El presidente comenta esta cifra sin mayor comentario. Sin mencionar el tipo de trabajadores, el período o las razones por las que se ha realizado esta acción que es contradictoria con aquel primer comunicado de la hoy secretaria de educación en la que pedía se identificara al personal del que se pudiera prescindir para adelgazar la nómina educativa.

Se estableció el sistema de educación por internet, radio y televisión.

Es cierto que, como resultado de la pandemia, el curso escolar 2020-2021 se llevó a cabo casi en su totalidad en modalidad a distancia. En muchos casos apoyados del programa Aprende en Casa II, o de programas radiofónicos o recursos de internet. Pero llamar pomposamente sistema a estos esfuerzos a todas luces valiosos, pero tardíos y descoordinados, es francamente un exceso. Los programas de televisión se empezaron a producir ya iniciado el curso y los profesores conocían el índice de temas, pero no los programas, apenas unos días antes de su transmisión.

Se están creando escuelas para la formación de deportistas y maestros de educación física.

No cabe duda de que la profesionalización de los docentes de educación física es fundamental, pero afirmar llanamente que se están creando. Así con un gerundio tan impropio como indeterminado me deja sin palabras para poder comentar algo. Quizás era el objetivo, no sólo del párrafo ,sino de la totalidad del mensaje.

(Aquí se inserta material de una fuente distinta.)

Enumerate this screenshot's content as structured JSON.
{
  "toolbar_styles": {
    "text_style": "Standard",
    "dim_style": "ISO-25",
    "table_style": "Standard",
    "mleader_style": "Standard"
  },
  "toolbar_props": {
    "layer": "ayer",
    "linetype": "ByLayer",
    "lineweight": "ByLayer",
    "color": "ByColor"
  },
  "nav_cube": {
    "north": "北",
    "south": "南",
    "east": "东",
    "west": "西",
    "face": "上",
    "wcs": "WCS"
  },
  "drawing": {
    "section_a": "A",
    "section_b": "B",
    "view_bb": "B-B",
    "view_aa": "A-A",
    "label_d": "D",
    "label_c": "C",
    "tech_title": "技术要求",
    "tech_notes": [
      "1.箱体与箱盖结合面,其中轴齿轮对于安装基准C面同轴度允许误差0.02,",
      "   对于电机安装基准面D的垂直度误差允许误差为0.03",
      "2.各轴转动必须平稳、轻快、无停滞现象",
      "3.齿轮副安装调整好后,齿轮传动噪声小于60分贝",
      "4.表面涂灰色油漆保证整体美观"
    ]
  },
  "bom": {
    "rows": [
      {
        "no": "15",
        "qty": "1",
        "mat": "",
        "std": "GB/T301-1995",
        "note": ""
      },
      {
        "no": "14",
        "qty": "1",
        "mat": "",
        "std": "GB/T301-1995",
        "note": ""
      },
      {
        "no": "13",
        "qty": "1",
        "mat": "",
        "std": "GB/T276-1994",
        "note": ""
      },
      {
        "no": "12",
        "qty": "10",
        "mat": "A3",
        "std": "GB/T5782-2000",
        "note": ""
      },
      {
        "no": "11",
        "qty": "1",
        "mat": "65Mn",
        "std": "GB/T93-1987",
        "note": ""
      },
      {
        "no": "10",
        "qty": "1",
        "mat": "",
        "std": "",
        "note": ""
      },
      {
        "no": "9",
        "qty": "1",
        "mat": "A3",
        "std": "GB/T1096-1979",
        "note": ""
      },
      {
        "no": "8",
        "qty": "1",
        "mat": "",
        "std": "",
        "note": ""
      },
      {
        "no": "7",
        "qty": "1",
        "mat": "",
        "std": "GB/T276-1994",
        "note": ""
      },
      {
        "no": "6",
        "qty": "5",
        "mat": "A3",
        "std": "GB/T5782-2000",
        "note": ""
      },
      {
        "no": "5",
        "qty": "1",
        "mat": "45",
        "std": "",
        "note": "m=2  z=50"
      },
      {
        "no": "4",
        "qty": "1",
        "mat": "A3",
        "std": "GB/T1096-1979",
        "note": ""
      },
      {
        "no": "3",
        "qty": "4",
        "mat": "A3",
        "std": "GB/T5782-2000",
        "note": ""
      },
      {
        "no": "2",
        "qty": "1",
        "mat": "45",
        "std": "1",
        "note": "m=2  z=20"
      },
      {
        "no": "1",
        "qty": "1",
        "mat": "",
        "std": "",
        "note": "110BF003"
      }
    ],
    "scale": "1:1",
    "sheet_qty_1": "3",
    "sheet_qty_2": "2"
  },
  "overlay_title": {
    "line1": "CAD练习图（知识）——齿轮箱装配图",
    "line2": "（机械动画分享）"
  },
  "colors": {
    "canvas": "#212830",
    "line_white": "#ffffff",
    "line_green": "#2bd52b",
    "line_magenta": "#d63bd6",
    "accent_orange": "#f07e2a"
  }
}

Hasta ahí las afirmaciones relativas a la educación en el mensaje que supuestamente está dirigido a la nación y no sólo a sus “amigas y amigos” presentes en el recinto y a los que menciona como primeros destinatarios.

Tema de controversia a la que no dedica ni un solo párrafo es al nombramiento de Esteban Moctezuma como embajador en Estados Unidos, dejando claro que esta oficina es para él más importante que la educación nacional. Y dejando como remplazo a la Mtra. Delfina Gómez Álvarez quien durante los meses que lleva en la SEP aparece y desaparece a modo del espacio público cada vez que hay problemas y ahora enfrenta la responsabilidad por una multa impuesta por el INE al partido Morena por retener y entregar ilegalmente a dicho partido recursos de los trabajadores del municipio de Texcoco durante su administración municipal. ¿Se nos dirá ahora acaso que se trató de aportaciones voluntarias al movimiento?